This link gives some of the areas affected

[broken link removed]


----------



## aircobra19 (11 Aug 2008)

ang1170 said:


> ...
> Over- or just plain-bad development, call it what you will, it's certainly a factor, which is the point the OP was making.
> 
> My parents house has now had sewage backing up through a manhole in their garden twice in the last six months. There has been huge amounts of development (most of it contrary to the council's own development plan) in the area over the last 10 years. And then some people are surprised at the extent of the flooding.
> ...


 
Bad development and overdevelopment are not the same thing.


----------



## Eanair (11 Aug 2008)

> Might be easier if you just say where your house is and others might able to give you an update?

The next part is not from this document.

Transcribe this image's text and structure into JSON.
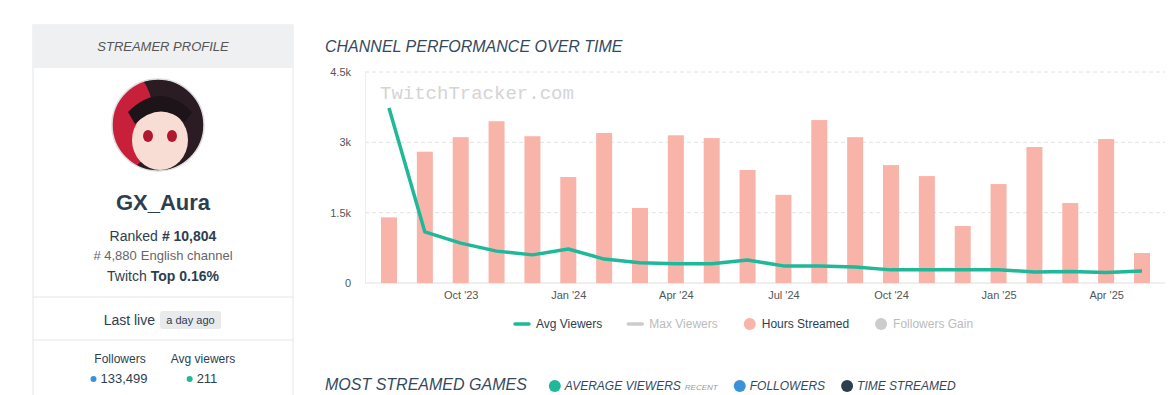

Sorry, yes - that would have been simpler. Dublin 8 - Cork Street area, though I see from Ris's link that this doesn't seem to be one of the affected areas. Thanks.


----------



## ClubMan (11 Aug 2008)

Yeah - I'm not aware of _Cork Street _having been affected. It's on high ground anyway isn't it so that might have helped.


----------



## Bamhan (11 Aug 2008)

The flooding in Dublin was not nearly as destructive as the flooding in Newcastle West in County Limerick, or Mallow in County Cork.


----------



## ang1170 (11 Aug 2008)

ClubMan said:


> Are you suggesting that the flooding may have been due in part (or full?) to overdevelopment or something?.


 


ClubMan said:


> I'd be angry too if my house was flooded. But I wouldn't necessarily be looking to blame it on anybody else.


 
Maybe I misunderstood what you were saying, but I took the above to mean that you were (implicitely) disagreeing with the suggestion of the OP that overdevelopment had a part in the flooding.

If that's not what you are saying, maybe you could clarify? Maybe you agree with him?


----------



## ClubMan (13 Aug 2008)

My point was that the major contributory factor was most likely simply the extremely heavy rain that we had (c. one month's worth in a 24 hour period if I'm not mistaken) and not other factors such as "over" development etc. That view seems to be supported by coverage of recent events elsewhere.


----------



## aircobra19 (13 Aug 2008)

Phoenix park had floods in it too. As did roads with little or no development on them.


----------



## jenzz (16 Aug 2008)

If any one is affected by flood damage dont contact your insurance company contact an assessor - With the estimate of 100m in claims the insurance companies will not doubt be trying to minimise paying out where they can.


----------



## Ed054 (16 Aug 2008)

I am an assessor and certainly from what I have seen over the past week insurers are are being very tight and in the case of one appartment block have turned down all the claims on the grounds of "structural defect"
If you are looking after a claim yourself and not using the services of an assessor take loads of photos and find as many original invoices as possible.
And most importantly do not accept the insurers first settlement offer.

Ed


----------